Ce type d’outil a progressivement dévié l’architecture budgétaire des lois de financement de leur philosophie initiale. « C’est un outil de contrôle financier, fondé sur une logique de réduction des coûts et non pas sur une mise en adéquation des besoins réels. Il transforme une partie du budget en outil de chantage contre les directeurs d’hôpitaux, ça n’a jamais été une volonté du législateur », s’étonne Bernard Jomier. En 2019, un rapport de la commission des affaires sociales indiquait que les dépenses des hôpitaux depuis 2010 étaient « systématiquement inférieures à l’objectif initial voté ». Les ajustements « contribuent à réduire la visibilité » sur les financements des établissements. Le taux n’a beau être que de 0,7 %, l’effet levier est en réalité bien plus puissant, selon Bernard Jomier.
« La sans doute trop stricte régulation des dépenses des établissements de santé apparaît aujourd’hui comme responsable de retards dans la modernisation et la transformation de ceux-ci et de décrochages multiples dans leurs capacités de soins », a par ailleurs conclu la commission d’enquête.

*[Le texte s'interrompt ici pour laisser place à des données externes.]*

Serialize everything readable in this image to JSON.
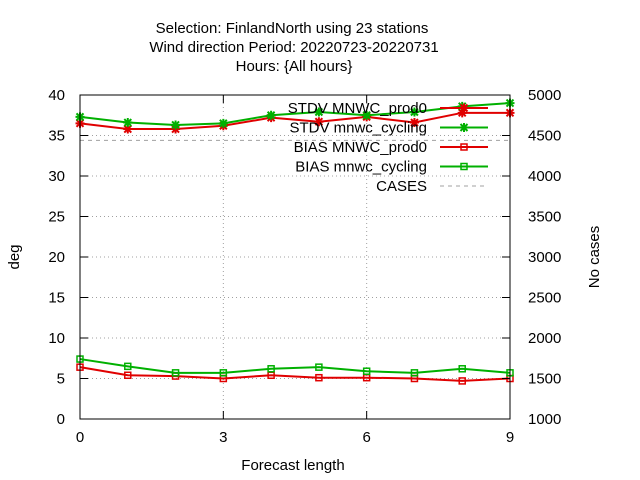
{
  "chart_data": {
    "type": "line",
    "title_lines": [
      "Selection: FinlandNorth using    23 stations",
      "Wind direction   Period: 20220723-20220731",
      "Hours: {All hours}"
    ],
    "xlabel": "Forecast length",
    "ylabel": "deg",
    "y2label": "No cases",
    "xlim": [
      0,
      9
    ],
    "ylim": [
      0,
      40
    ],
    "y2lim": [
      1000,
      5000
    ],
    "xticks": [
      "0",
      "3",
      "6",
      "9"
    ],
    "yticks": [
      "0",
      "5",
      "10",
      "15",
      "20",
      "25",
      "30",
      "35",
      "40"
    ],
    "y2ticks": [
      "1000",
      "1500",
      "2000",
      "2500",
      "3000",
      "3500",
      "4000",
      "4500",
      "5000"
    ],
    "grid": true,
    "legend_position": "top-right",
    "x": [
      0,
      1,
      2,
      3,
      4,
      5,
      6,
      7,
      8,
      9
    ],
    "series": [
      {
        "name": "STDV MNWC_prod0",
        "axis": "y1",
        "marker": "x-star",
        "color": "#e00000",
        "values": [
          36.5,
          35.8,
          35.8,
          36.2,
          37.2,
          36.7,
          37.3,
          36.6,
          37.8,
          37.8
        ]
      },
      {
        "name": "STDV mnwc_cycling",
        "axis": "y1",
        "marker": "x-star",
        "color": "#00b000",
        "values": [
          37.3,
          36.6,
          36.3,
          36.5,
          37.5,
          37.9,
          37.5,
          37.9,
          38.6,
          39.0
        ]
      },
      {
        "name": "BIAS MNWC_prod0",
        "axis": "y1",
        "marker": "square",
        "color": "#e00000",
        "values": [
          6.4,
          5.4,
          5.3,
          5.0,
          5.4,
          5.1,
          5.1,
          5.0,
          4.7,
          5.0
        ]
      },
      {
        "name": "BIAS mnwc_cycling",
        "axis": "y1",
        "marker": "square",
        "color": "#00b000",
        "values": [
          7.4,
          6.5,
          5.7,
          5.7,
          6.2,
          6.4,
          5.9,
          5.7,
          6.2,
          5.7
        ]
      },
      {
        "name": "CASES",
        "axis": "y2",
        "marker": "none",
        "color": "#a0a0a0",
        "dashed": true,
        "values": [
          4440,
          4440,
          4440,
          4440,
          4440,
          4440,
          4440,
          4440,
          4440,
          4440
        ]
      }
    ]
  }
}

« J’ai proposé cinq ans de pause », rappelle la sénatrice Catherine Deroche
Les sénateurs sont d’autant plus heurtés par l’arrêté ministériel qu’ils avaient appelé à suspendre cette pratique, le temps de réformer le modèle de financement des établissements de santé. Comme une phase de transition. « J’ai proposé cinq ans de pause dans la mise en place des réserves des hôpitaux. Je suis ahurie que le gouvernement ait pris cette décision », s’étonne Catherine Deroche (LR), rapporteure de la commission d’enquête, et présidente de la commission des affaires sociales.

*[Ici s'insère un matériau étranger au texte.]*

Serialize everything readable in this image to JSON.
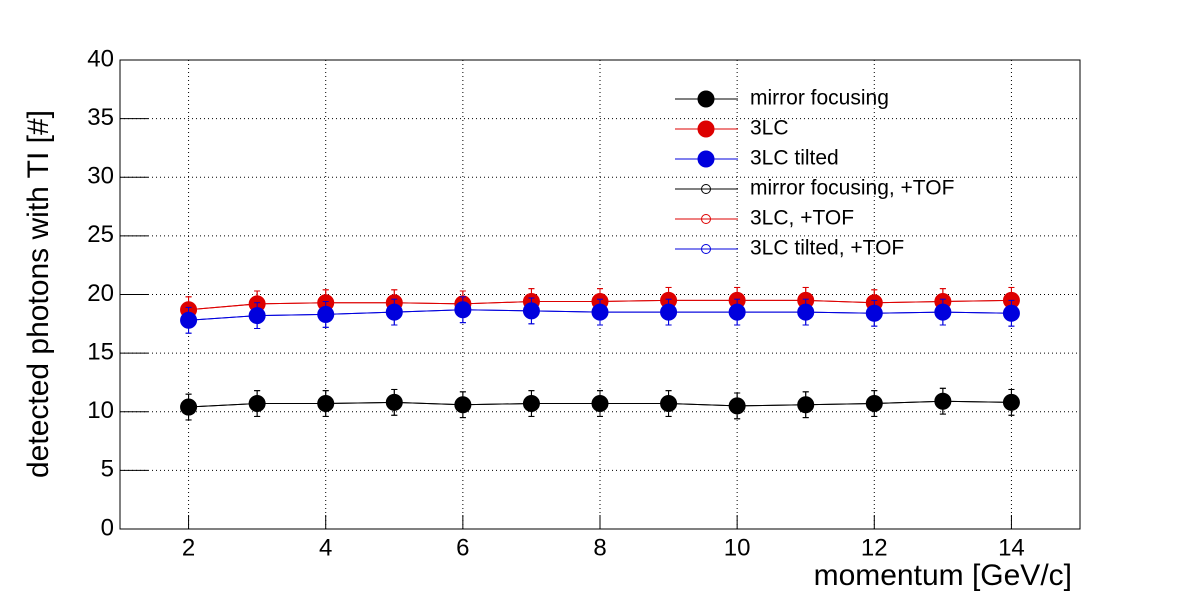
{
  "chart_data": {
    "type": "line",
    "x_label": "momentum [GeV/c]",
    "y_label": "detected photons with TI [#]",
    "x": [
      2,
      3,
      4,
      5,
      6,
      7,
      8,
      9,
      10,
      11,
      12,
      13,
      14
    ],
    "xlim": [
      1,
      15
    ],
    "xticks": [
      2,
      4,
      6,
      8,
      10,
      12,
      14
    ],
    "ylim": [
      0,
      40
    ],
    "yticks": [
      0,
      5,
      10,
      15,
      20,
      25,
      30,
      35,
      40
    ],
    "grid": true,
    "legend": "upper right",
    "series": [
      {
        "name": "mirror focusing",
        "color": "#000000",
        "marker": "filled",
        "values": [
          10.4,
          10.7,
          10.7,
          10.8,
          10.6,
          10.7,
          10.7,
          10.7,
          10.5,
          10.6,
          10.7,
          10.9,
          10.8
        ],
        "errors": [
          1.1,
          1.1,
          1.1,
          1.1,
          1.1,
          1.1,
          1.1,
          1.1,
          1.1,
          1.1,
          1.1,
          1.1,
          1.1
        ]
      },
      {
        "name": "3LC",
        "color": "#dd0000",
        "marker": "filled",
        "values": [
          18.7,
          19.2,
          19.3,
          19.3,
          19.2,
          19.4,
          19.4,
          19.5,
          19.5,
          19.5,
          19.3,
          19.4,
          19.5
        ],
        "errors": [
          1.1,
          1.1,
          1.1,
          1.1,
          1.1,
          1.1,
          1.1,
          1.1,
          1.1,
          1.1,
          1.1,
          1.1,
          1.1
        ]
      },
      {
        "name": "3LC tilted",
        "color": "#0000dd",
        "marker": "filled",
        "values": [
          17.8,
          18.2,
          18.3,
          18.5,
          18.7,
          18.6,
          18.5,
          18.5,
          18.5,
          18.5,
          18.4,
          18.5,
          18.4
        ],
        "errors": [
          1.1,
          1.1,
          1.1,
          1.1,
          1.1,
          1.1,
          1.1,
          1.1,
          1.1,
          1.1,
          1.1,
          1.1,
          1.1
        ]
      },
      {
        "name": "mirror focusing, +TOF",
        "color": "#000000",
        "marker": "open",
        "values": [
          10.4,
          10.7,
          10.7,
          10.8,
          10.6,
          10.7,
          10.7,
          10.7,
          10.5,
          10.6,
          10.7,
          10.9,
          10.8
        ],
        "errors": [
          1.1,
          1.1,
          1.1,
          1.1,
          1.1,
          1.1,
          1.1,
          1.1,
          1.1,
          1.1,
          1.1,
          1.1,
          1.1
        ]
      },
      {
        "name": "3LC, +TOF",
        "color": "#dd0000",
        "marker": "open",
        "values": [
          18.7,
          19.2,
          19.3,
          19.3,
          19.2,
          19.4,
          19.4,
          19.5,
          19.5,
          19.5,
          19.3,
          19.4,
          19.5
        ],
        "errors": [
          1.1,
          1.1,
          1.1,
          1.1,
          1.1,
          1.1,
          1.1,
          1.1,
          1.1,
          1.1,
          1.1,
          1.1,
          1.1
        ]
      },
      {
        "name": "3LC tilted, +TOF",
        "color": "#0000dd",
        "marker": "open",
        "values": [
          17.8,
          18.2,
          18.3,
          18.5,
          18.7,
          18.6,
          18.5,
          18.5,
          18.5,
          18.5,
          18.4,
          18.5,
          18.4
        ],
        "errors": [
          1.1,
          1.1,
          1.1,
          1.1,
          1.1,
          1.1,
          1.1,
          1.1,
          1.1,
          1.1,
          1.1,
          1.1,
          1.1
        ]
      }
    ]
  }
}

La commission garde également en mémoire la présentation mirifique faite à l’automne dernier du projet de loi de financement de la Sécurité sociale pour 2022 (PLFSS). Le gouvernement se vantait qu’ « exceptionnellement cette année, aucune économie n’était demandée aux établissements de santé », estimant qu’ « après une crise qui a mis à rude épreuve nos établissements de santé, l’année 2022 sera celle d’une respiration ». Bernard Jomier cible également les promesses d’Emmanuel Macron, qui a particulièrement insisté sur la santé ces dernières semaines. « On ne peut pas tenir un discours de campagne qui est de dire que la santé va être la priorité dans les années à venir, et revenir à une pratique de régulation financière complètement déconnectée des besoins de santé », conclut-il.
Chez les hospitaliers, la publication du décret ne passe pas mieux. « Insupportable retour à l’anormal. Malgré des grèves, des pétitions, des démissions, la saisine du Conseil économique, social et environnemental, le rapport du Sénat, une tentative de référendum, 4 000 articles de presse sur les ruines de l’hôpital », s’est exclamé par exemple le Collectif Inter Hôpitaux de l’hôpital Saint-Louis (Paris).